Muchos no se lo perdonaron. Pero era una cuestión de principios y poco después trató de ganar un escaño en el Congreso. Esfuerzo infructuoso que le apartó de la política durante 10 años y que evidenció su falta de raíces: buscando el mejor distrito para sus aspiraciones, registró domicilios en tres barrios de Boston, donde nació el 11 de diciembre de 1943.

La razón era simple: nunca había vivido en la zona porque su padre diplomático viajó con la familia por todo el mundo. Así que no disfrutó de la alta sociedad de Massachusetts.

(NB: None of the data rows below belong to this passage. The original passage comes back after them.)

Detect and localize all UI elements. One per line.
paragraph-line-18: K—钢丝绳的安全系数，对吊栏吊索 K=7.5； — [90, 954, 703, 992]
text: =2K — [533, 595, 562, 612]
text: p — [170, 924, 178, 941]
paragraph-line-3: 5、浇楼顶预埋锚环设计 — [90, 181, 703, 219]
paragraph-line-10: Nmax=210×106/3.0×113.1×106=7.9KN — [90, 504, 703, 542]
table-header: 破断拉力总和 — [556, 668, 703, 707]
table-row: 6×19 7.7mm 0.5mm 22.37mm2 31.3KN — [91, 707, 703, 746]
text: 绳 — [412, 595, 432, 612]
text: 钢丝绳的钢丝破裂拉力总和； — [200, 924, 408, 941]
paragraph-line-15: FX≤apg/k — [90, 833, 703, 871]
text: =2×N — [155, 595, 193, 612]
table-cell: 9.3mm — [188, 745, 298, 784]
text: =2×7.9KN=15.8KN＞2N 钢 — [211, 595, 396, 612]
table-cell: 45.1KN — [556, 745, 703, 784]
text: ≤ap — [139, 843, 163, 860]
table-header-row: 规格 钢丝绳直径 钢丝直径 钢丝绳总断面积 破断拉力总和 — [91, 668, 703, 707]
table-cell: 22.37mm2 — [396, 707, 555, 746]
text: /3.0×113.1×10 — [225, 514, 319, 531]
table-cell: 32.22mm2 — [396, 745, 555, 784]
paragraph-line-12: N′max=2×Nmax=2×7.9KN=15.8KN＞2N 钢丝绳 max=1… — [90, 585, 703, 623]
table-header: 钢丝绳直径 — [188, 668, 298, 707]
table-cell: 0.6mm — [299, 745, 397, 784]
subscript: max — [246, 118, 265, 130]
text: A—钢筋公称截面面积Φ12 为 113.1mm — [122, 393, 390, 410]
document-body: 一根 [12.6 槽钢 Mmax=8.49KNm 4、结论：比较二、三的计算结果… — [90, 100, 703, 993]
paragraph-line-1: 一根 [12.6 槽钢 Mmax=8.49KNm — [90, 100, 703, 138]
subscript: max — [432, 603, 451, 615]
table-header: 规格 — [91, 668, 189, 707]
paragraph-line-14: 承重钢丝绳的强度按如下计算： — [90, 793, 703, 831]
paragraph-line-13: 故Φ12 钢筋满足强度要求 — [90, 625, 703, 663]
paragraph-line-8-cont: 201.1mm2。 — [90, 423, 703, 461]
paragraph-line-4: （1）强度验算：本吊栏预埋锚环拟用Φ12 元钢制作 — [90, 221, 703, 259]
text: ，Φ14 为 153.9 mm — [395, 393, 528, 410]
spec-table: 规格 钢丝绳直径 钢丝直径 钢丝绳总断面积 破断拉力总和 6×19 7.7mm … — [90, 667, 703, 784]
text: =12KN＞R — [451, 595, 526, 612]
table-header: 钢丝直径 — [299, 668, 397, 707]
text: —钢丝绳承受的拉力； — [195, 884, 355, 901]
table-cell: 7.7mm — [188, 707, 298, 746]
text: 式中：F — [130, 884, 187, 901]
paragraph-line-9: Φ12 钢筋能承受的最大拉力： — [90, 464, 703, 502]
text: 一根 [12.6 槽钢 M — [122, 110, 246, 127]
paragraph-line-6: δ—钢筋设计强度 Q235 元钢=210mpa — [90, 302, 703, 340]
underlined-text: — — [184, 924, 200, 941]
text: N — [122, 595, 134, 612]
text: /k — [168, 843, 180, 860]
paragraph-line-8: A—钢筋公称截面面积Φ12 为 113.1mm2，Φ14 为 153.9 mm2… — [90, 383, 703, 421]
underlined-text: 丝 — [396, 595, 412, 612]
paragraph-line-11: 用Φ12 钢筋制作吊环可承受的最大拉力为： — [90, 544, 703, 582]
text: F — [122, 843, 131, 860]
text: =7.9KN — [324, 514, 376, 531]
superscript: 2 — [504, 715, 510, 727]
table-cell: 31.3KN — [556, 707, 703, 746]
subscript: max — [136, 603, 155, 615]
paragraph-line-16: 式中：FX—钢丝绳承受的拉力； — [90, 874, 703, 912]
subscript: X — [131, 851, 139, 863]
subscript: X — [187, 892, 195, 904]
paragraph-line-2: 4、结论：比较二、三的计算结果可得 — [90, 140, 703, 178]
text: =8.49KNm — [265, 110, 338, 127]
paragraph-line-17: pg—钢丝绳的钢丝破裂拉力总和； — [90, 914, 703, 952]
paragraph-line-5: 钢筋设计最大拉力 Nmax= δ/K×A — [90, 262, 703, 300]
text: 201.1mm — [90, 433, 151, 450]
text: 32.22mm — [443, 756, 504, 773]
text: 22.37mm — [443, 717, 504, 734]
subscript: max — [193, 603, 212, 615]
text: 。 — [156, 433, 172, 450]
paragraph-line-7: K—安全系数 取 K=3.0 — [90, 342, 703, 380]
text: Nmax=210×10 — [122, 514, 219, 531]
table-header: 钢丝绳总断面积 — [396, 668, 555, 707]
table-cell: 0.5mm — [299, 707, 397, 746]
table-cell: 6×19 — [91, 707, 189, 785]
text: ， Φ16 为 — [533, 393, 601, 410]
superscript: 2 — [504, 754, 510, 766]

Siempre buscó sus raíces. Las políticas, en John F. Kennedy, a quien conoció por que flirteó con una hermanastra de Jackie Kennedy. Entonces, ya demostraba sus extraordinarias dotes oratorias. Tan bueno es en los debates que los asesores de Bush excusaron las derrotas dialécticas del presidente alegando que Kerry es "el mejor disertador desde Cicerón".

Brilló como fiscal y abogado, pero no regresó a la política hasta los 41 años. Ni sus 19 años como senador de élite, ni su segundo matrimonio con la multimillonaria Theresa Heinz, ni su educación políglota son muy populares. Además, sus intrincadas argumentaciones y sus constantes cambios de postura le han hecho parecer oportunista y le han dado una imagen altiva y arrogante. Pero si logra bajar al nivel de las masas que empiezan a adorarle y les deja ver que es un hombre de carne y hueso, puede ganar hoy "la elección más importante de nuestras vidas", según sus palabras.